In a call with the Nobel committee after the announcement, Baker said he was “deeply honoured” and “stood on the shoulders of giants”, given the contribution of other researchers. “Our new AI methods are much more powerful than traditional scientific model methods. I’m really excited about all the ways in which protein design can now make the world a better place in health, medicine and . . . in technology and sustainability,” he added.
Baker has since the early 2000s harnessed computer-powered design to construct novel proteins from the 20 different building blocks, known as amino acids, of which they are mostly comprised. His teams have produced new structures for use in vaccines, nano materials and tiny sensors.

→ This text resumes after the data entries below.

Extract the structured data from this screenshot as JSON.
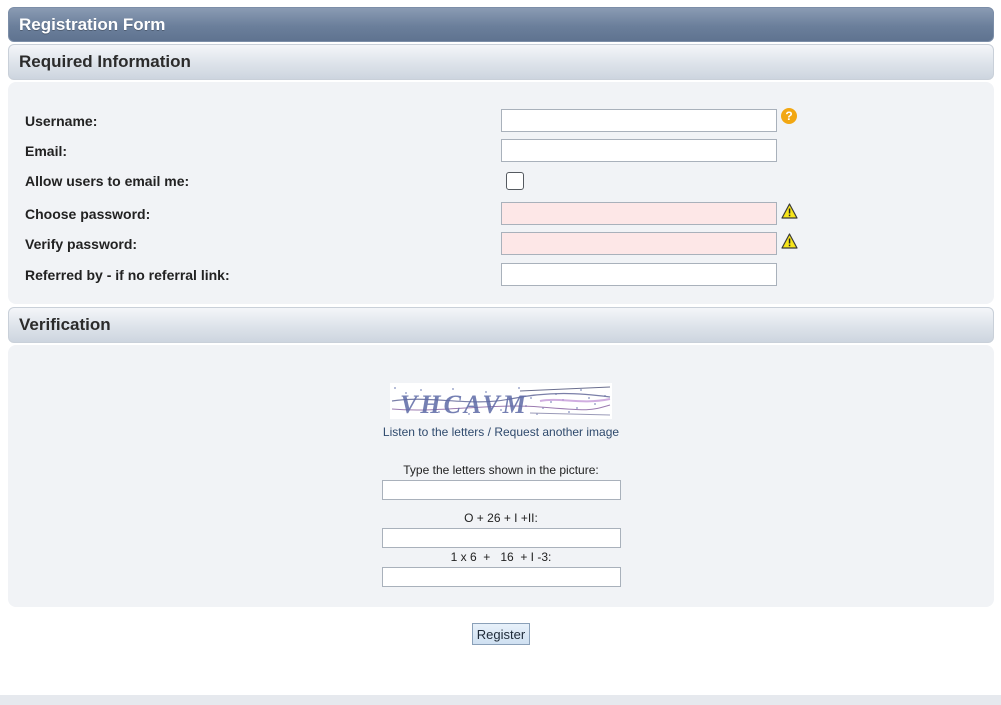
{
  "header": {
    "title": "Registration Form"
  },
  "required": {
    "section_title": "Required Information",
    "fields": {
      "username": {
        "label": "Username:",
        "value": "",
        "help_icon": "question-circle-icon"
      },
      "email": {
        "label": "Email:",
        "value": ""
      },
      "allow_email": {
        "label": "Allow users to email me:",
        "checked": false
      },
      "choose_password": {
        "label": "Choose password:",
        "value": "",
        "warning_icon": "warning-triangle-icon"
      },
      "verify_password": {
        "label": "Verify password:",
        "value": "",
        "warning_icon": "warning-triangle-icon"
      },
      "referred_by": {
        "label": "Referred by - if no referral link:",
        "value": ""
      }
    }
  },
  "verification": {
    "section_title": "Verification",
    "captcha_text": "VHCAVM",
    "listen_link": "Listen to the letters",
    "separator": "/",
    "request_link": "Request another image",
    "type_letters_label": "Type the letters shown in the picture:",
    "question1": "O + 26 + I +II:",
    "question2": "1 x 6  +   16  + I -3:"
  },
  "actions": {
    "register_label": "Register"
  },
  "colors": {
    "title_bar": "#6b7f9b",
    "section_bar": "#dde3ea",
    "panel_bg": "#f1f3f6",
    "password_field_bg": "#fde7e7",
    "help_icon": "#f2a712",
    "link": "#2f4a6d"
  }
}
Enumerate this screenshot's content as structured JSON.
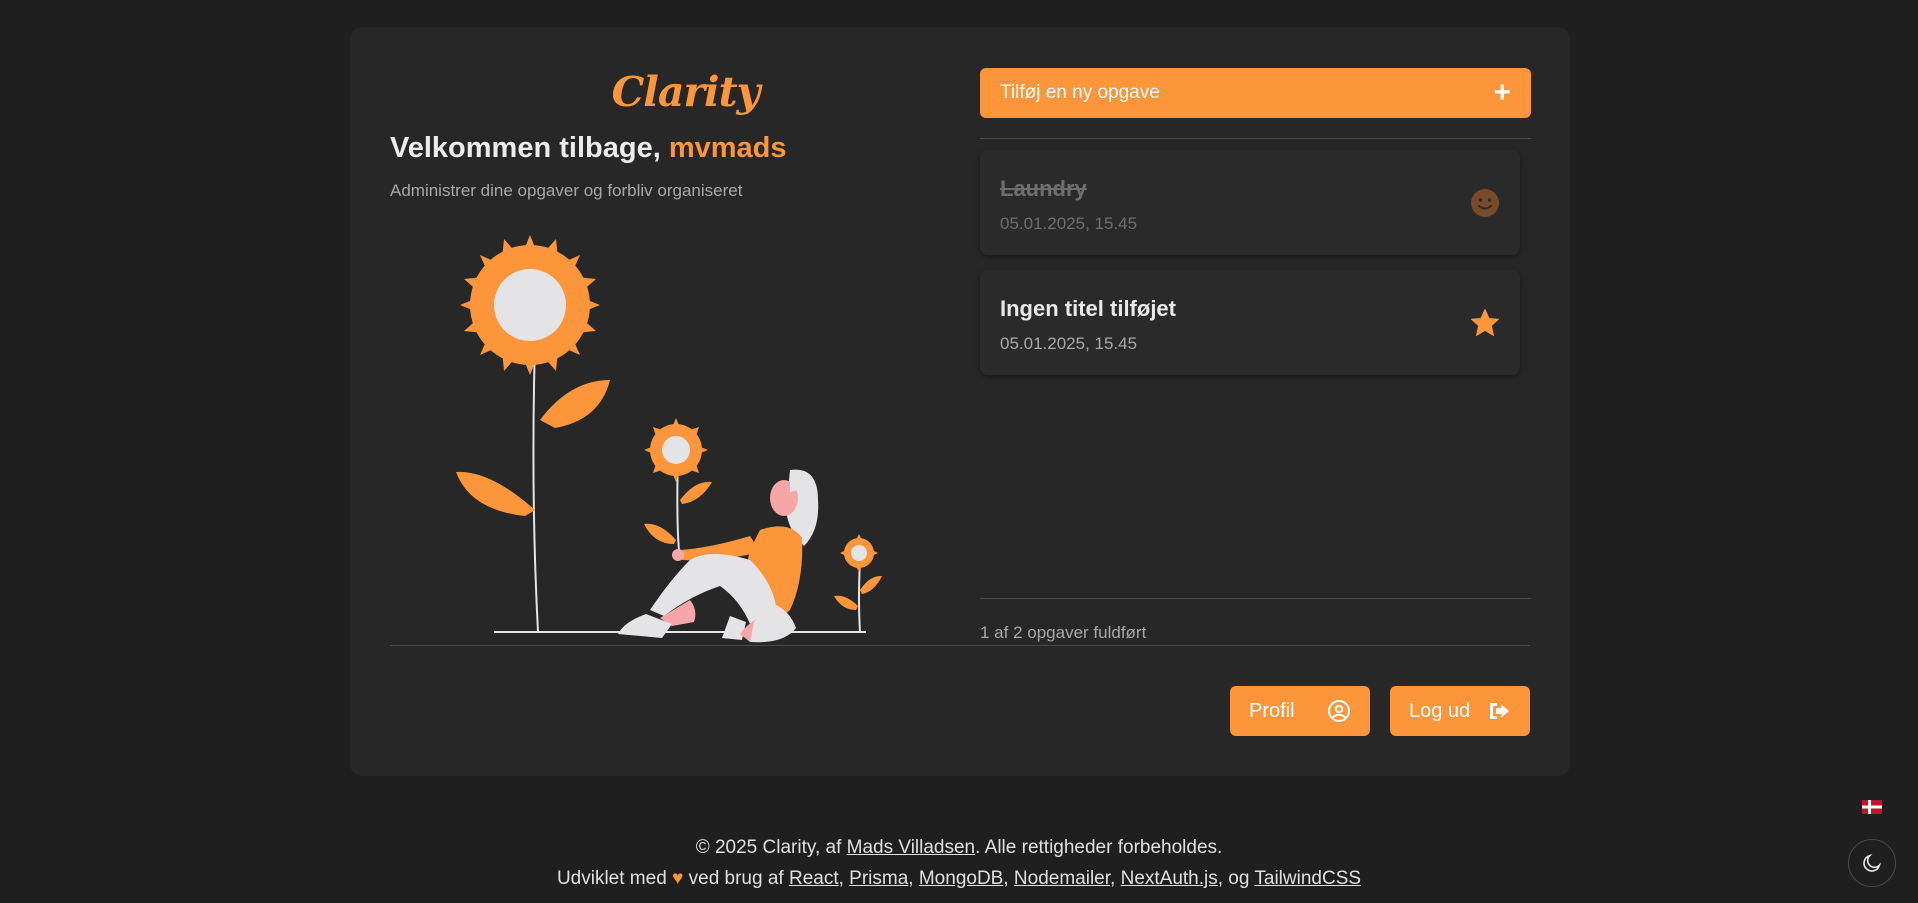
{
  "app": {
    "logo": "Clarity"
  },
  "welcome": {
    "prefix": "Velkommen tilbage, ",
    "username": "mvmads",
    "subtitle": "Administrer dine opgaver og forbliv organiseret"
  },
  "add_task": {
    "label": "Tilføj en ny opgave",
    "icon": "plus-icon"
  },
  "tasks": [
    {
      "title": "Laundry",
      "date": "05.01.2025, 15.45",
      "completed": true,
      "icon": "smiley-icon"
    },
    {
      "title": "Ingen titel tilføjet",
      "date": "05.01.2025, 15.45",
      "completed": false,
      "icon": "star-icon"
    }
  ],
  "progress": "1 af 2 opgaver fuldført",
  "buttons": {
    "profile": "Profil",
    "logout": "Log ud"
  },
  "footer": {
    "copyright": "© 2025 Clarity, af ",
    "author": "Mads Villadsen",
    "rights": ". Alle rettigheder forbeholdes.",
    "dev_prefix": "Udviklet med ",
    "heart": "♥",
    "dev_middle": " ved brug af ",
    "links": [
      "React",
      "Prisma",
      "MongoDB",
      "Nodemailer",
      "NextAuth.js",
      "TailwindCSS"
    ],
    "sep": ", ",
    "og": ", og "
  },
  "colors": {
    "accent": "#fd963a",
    "background": "#1f1f1f",
    "card": "#272727"
  }
}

In 2022, Hassabis and Jumper’s teams used the AlphaFold AI model to build the most complete and accurate database yet of almost every known protein. Covering about 200mn proteins, the breakthrough is expected to reduce significantly the time required to make biological discoveries.
Hassabis, a co-founder and chief executive of Google DeepMind, the Silicon Valley giant’s AI research arm, described the AlphaFold innovation in March as a more efficient way “to search for the needle in a haystack”.
“That’s what really what a lot of science boils down to . . . if you can capture a problem in that way, then these types of AI systems that we’re building now can be very useful.”
The third iteration of AlphaFold unveiled by DeepMind in May extends beyond proteins to look at other biochemical networks sustaining life in our bodies’ cells. AlphaFold 3 covers the DNA and RNA genetic codes as well as ligands, molecules that bind to others and can be important markers of disease.
The Nobel committee said there had already been many applications of AlphaFold models, such as vaccine design and mining the protein database for new enzymes that could degrade plastics.
DeepMind has spun off a drug discovery arm, known as Isomorphic Labs, to build on AlphaFold’s scientific breakthroughs. Hassabis told the Financial Times this year that the goal was to use the model to cut the average discovery stage — when potential drugs are identified before clinical trials — from five years to two.
“AlphaFold has given researchers the unprecedented ability to predict what proteins “look like” in three-dimensions,” said Michael Dennis, chief scientific officer of CAS, a division of the American Chemical Society. “The impact of this technology on understanding disease mechanisms and developing drugs and new therapies is immense.”
The chemistry prize is the third of the six annual Nobels that are being announced on successive weekdays. The literature award winners will be unveiled on Thursday, followed by peace on Friday and economics on Monday.